The prevailing narrative in financial markets suggests that China may be on the verge of a major reflation, which could potentially spark a credit-fueled stimulus reminiscent of the post-global-financial-crisis boom and impact Asian equities, commodities, and the global economic cycle [1]. However, Alicia Garcia-Herrero, chief economist for Asia-Pacific at Natixis, argues that this reflation story is fundamentally flawed given China's current economic structure and external constraints [1].
While China's export sector remains a clear bright spot, the broader economy is struggling with a property slump, weak consumption, and declining confidence among households and the private sector [1]. Calls for large-scale fiscal and monetary stimulus have intensified due to persistent deflationary pressures, with consumer price inflation hovering around zero and producer prices still contracting [1]. Despite these pressures, the government's policy response has been cautious: the 2024 fiscal deficit target is set at 3% of GDP, only marginally higher than in 2023, and the People's Bank of China has avoided aggressive rate cuts or broad-based liquidity injections [1].
The main reason for this restraint is the export-led growth model, which depends on maintaining a competitive exchange rate. A significant reflation would likely strengthen the yuan, undermining export competitiveness at a time when global demand is subdued and Western countries are increasingly wary of China's trade surpluses [1]. Additionally, concerns about capital outflows and financial instability have made authorities cautious, as a large-scale stimulus could attract speculative inflows and complicate monetary management [1].
As a result, China is caught in a policy dilemma: stimulating domestic demand could harm exports, while keeping the yuan weak limits the scope for meaningful reflation.

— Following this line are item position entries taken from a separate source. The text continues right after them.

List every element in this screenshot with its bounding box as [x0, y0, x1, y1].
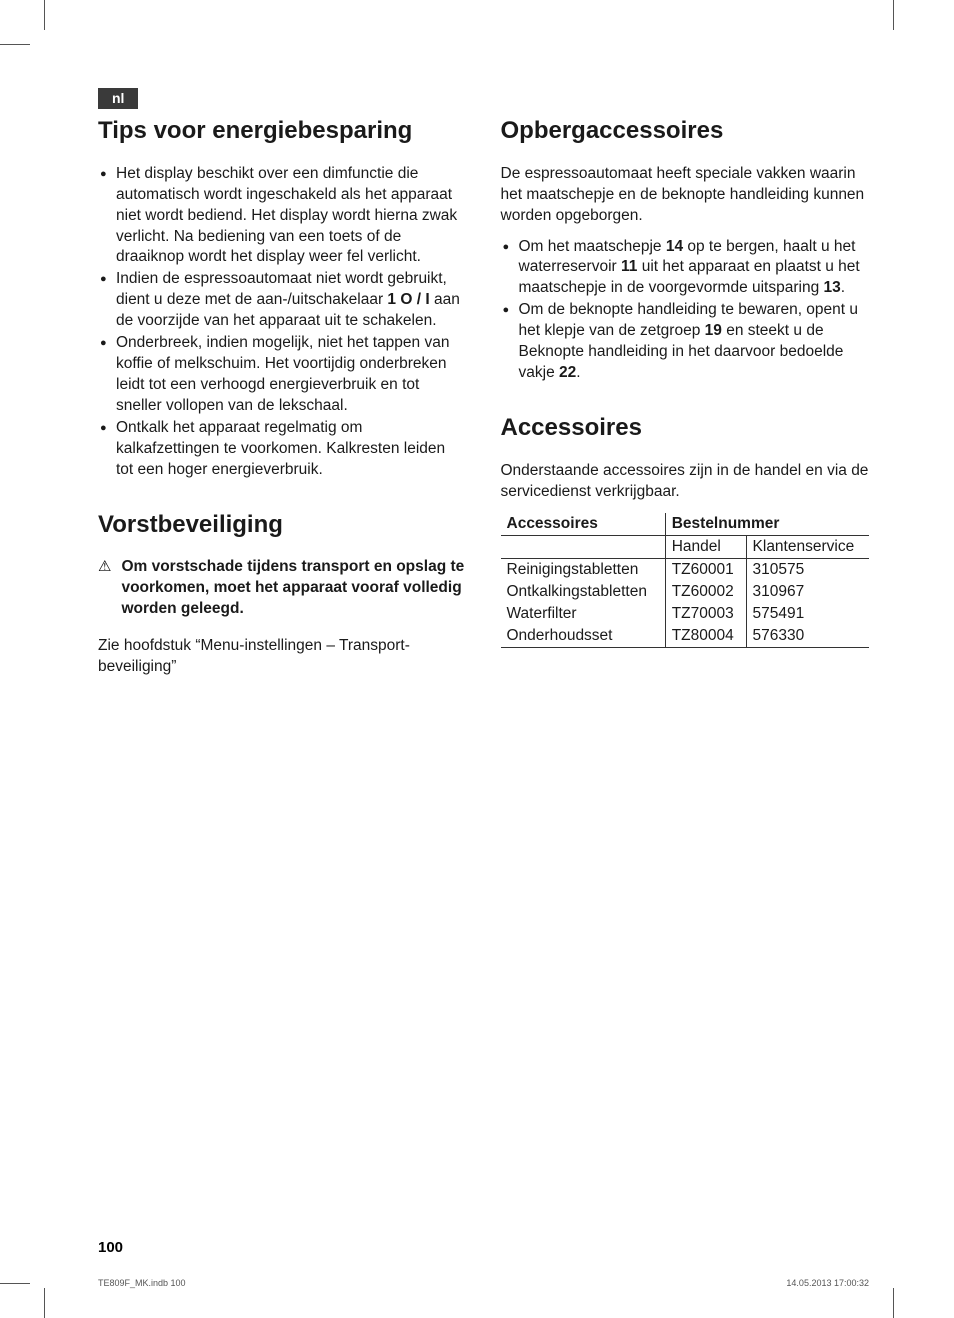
list-item: Ontkalk het apparaat regelmatig om kalka… — [98, 418, 467, 481]
table-subheader: Klanten­service — [746, 535, 869, 558]
table-row: OnderhoudssetTZ80004576330 — [501, 625, 870, 648]
table-cell: TZ60001 — [665, 558, 746, 581]
paragraph: Zie hoofdstuk “Menu-instellingen – Trans… — [98, 636, 467, 678]
warning-text: Om vorstschade tijdens transport en opsl… — [121, 557, 466, 620]
footer-timestamp: 14.05.2013 17:00:32 — [786, 1278, 869, 1288]
table-cell: TZ70003 — [665, 603, 746, 625]
right-column: Opbergaccessoires De espressoautomaat he… — [501, 117, 870, 688]
warning-block: ⚠ Om vorstschade tijdens transport en op… — [98, 557, 467, 620]
table-row: WaterfilterTZ70003575491 — [501, 603, 870, 625]
table-row: ReinigingstablettenTZ60001310575 — [501, 558, 870, 581]
paragraph: Onderstaande accessoires zijn in de hand… — [501, 461, 870, 503]
list-item: Indien de espressoautomaat niet wordt ge… — [98, 269, 467, 332]
heading-accessories: Accessoires — [501, 414, 870, 443]
list-item: Om de beknopte handleiding te bewaren, o… — [501, 300, 870, 384]
table-cell: 575491 — [746, 603, 869, 625]
table-cell: 310575 — [746, 558, 869, 581]
table-cell: 310967 — [746, 581, 869, 603]
heading-tips: Tips voor energiebesparing — [98, 117, 467, 146]
table-cell: 576330 — [746, 625, 869, 648]
table-cell: TZ80004 — [665, 625, 746, 648]
page-content: nl Tips voor energiebesparing Het displa… — [98, 88, 869, 1268]
list-item: Het display beschikt over een dimfunctie… — [98, 164, 467, 269]
table-row: OntkalkingstablettenTZ60002310967 — [501, 581, 870, 603]
table-cell: Ontkalkingstabletten — [501, 581, 666, 603]
heading-frost: Vorstbeveiliging — [98, 511, 467, 540]
table-cell: TZ60002 — [665, 581, 746, 603]
warning-icon: ⚠ — [98, 557, 111, 620]
paragraph: De espressoautomaat heeft speciale vakke… — [501, 164, 870, 227]
table-header: Accessoires — [501, 513, 666, 536]
storage-list: Om het maatschepje 14 op te bergen, haal… — [501, 237, 870, 384]
accessories-table: Accessoires Bestelnummer Handel Klanten­… — [501, 513, 870, 648]
energy-tips-list: Het display beschikt over een dimfunctie… — [98, 164, 467, 481]
footer-filename: TE809F_MK.indb 100 — [98, 1278, 186, 1288]
language-badge: nl — [98, 88, 138, 109]
table-header: Bestelnummer — [665, 513, 869, 536]
table-cell: Waterfilter — [501, 603, 666, 625]
list-item: Om het maatschepje 14 op te bergen, haal… — [501, 237, 870, 300]
table-cell: Reinigingstabletten — [501, 558, 666, 581]
table-subheader: Handel — [665, 535, 746, 558]
table-cell: Onderhoudsset — [501, 625, 666, 648]
left-column: Tips voor energiebesparing Het display b… — [98, 117, 467, 688]
list-item: Onderbreek, indien mogelijk, niet het ta… — [98, 333, 467, 417]
table-cell — [501, 535, 666, 558]
heading-storage: Opbergaccessoires — [501, 117, 870, 146]
page-number: 100 — [98, 1239, 123, 1256]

This has led the government to favor targeted, incremental measures over the sweeping stimulus seen in the past [1]. Investors anticipating a repeat of the 2008-09 boom are likely to be disappointed [1].
CONCLUSION
China's cautious policy stance reflects the challenges of balancing export competitiveness with domestic reflation. The government's preference for incremental measures over large-scale stimulus suggests that hopes for a major credit-fueled boom are likely misplaced, with limited upside for markets expecting aggressive intervention.